3.3 Effects of soil amendments on maize growth in coal fly ash soil
After the maize samples were harvested, the root dry weight, the plant height, the stem dry weight, and the corncob dry weight were determined (Fig. 6a and b), respectively. The results showed that the root dry weight was significantly decreased by 7.98%-68.90% in B1 and B3-B8, respectively, while B2 was significantly increased by 52.59%, compared with that in B0 (P = 0.004, P < 0.01) (Fig. 6a). The root moisture content was significantly increased by 5.65%, 8.04%, 14.91%, 47.77%, 52.91%, 24.68%, and 53.15% in B1, B3, B4, B5, B6, B7, and B8, respectively, whereas that of B2 was significantly decreased by 10.38%, compared with that in B0 (P = 0.002, P < 0.01) (Fig. 6a). The result showed that the addition of G1 could promote the growth and water retention ability of plant roots. The plant height was significantly increased by 5.31%-12.24% in B1-B8, respectively, compared with that in B0 (P = 0.007, P < 0.01) (Fig. 6b). The corncob dry weight was significantly increased by 26.30%-76.37% in B1-B6 and B8, respectively, whereas B7 was significantly decreased by 3.81%, compared with that in B0 (P = 0.004, P < 0.01) (Fig. 6b). The stem dry weight was significantly decreased by 23.16%, 0.77%, 12.55%, 17.94%, 22.03%, 35.80%, 18.52%, and 25.24% in B1, B2, B3, B4, B5, B6, B7, and B8, respectively, compared with that in B0 (P = 0.000, P < 0.01) (Fig. 6b).
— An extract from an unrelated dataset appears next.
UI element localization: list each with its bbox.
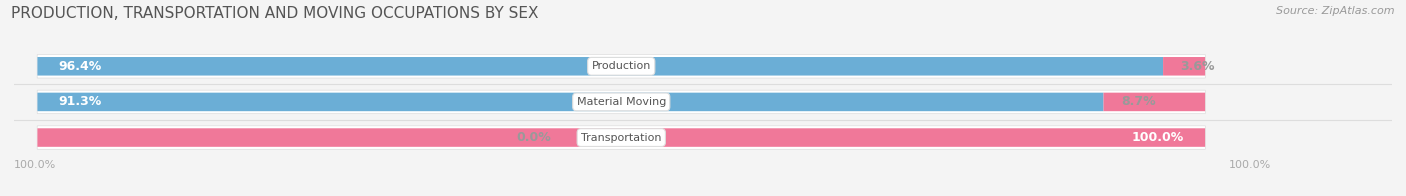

3.4 Effect of soil amendments on maize yield in coal fly ash soil
The corn kernel number per spike and hundred grain weight were shown in Fig. 7. The hundred grain weight was significantly increased by 9.60%, 22.31%, 23.01%, 22.80%, 32.17%, 10.04%, and 1.33% in B1, B2, B3, B4, B5, B6, and B8, respectively, while hundred grain weight in B7 was significantly decreased by 19.26%, compared with that in B0 (p = 0.027, P < 0.05). The kernel number per spike was significantly increased by 15.73%, 23.52%, 29.49%, 25.50%, 47.20%, 42.39%, 19.21%, and 23.52% in B1, B2, B3, B4, B5, B6, B7, and B8, respectively, compared with that in B0 (p = 0.018, P < 0.05). The values of hundred grain weight and kernel number per spike in B5 were higher than for the other groups, which were 32.17% and 47.2% higher than those in the control group, respectively.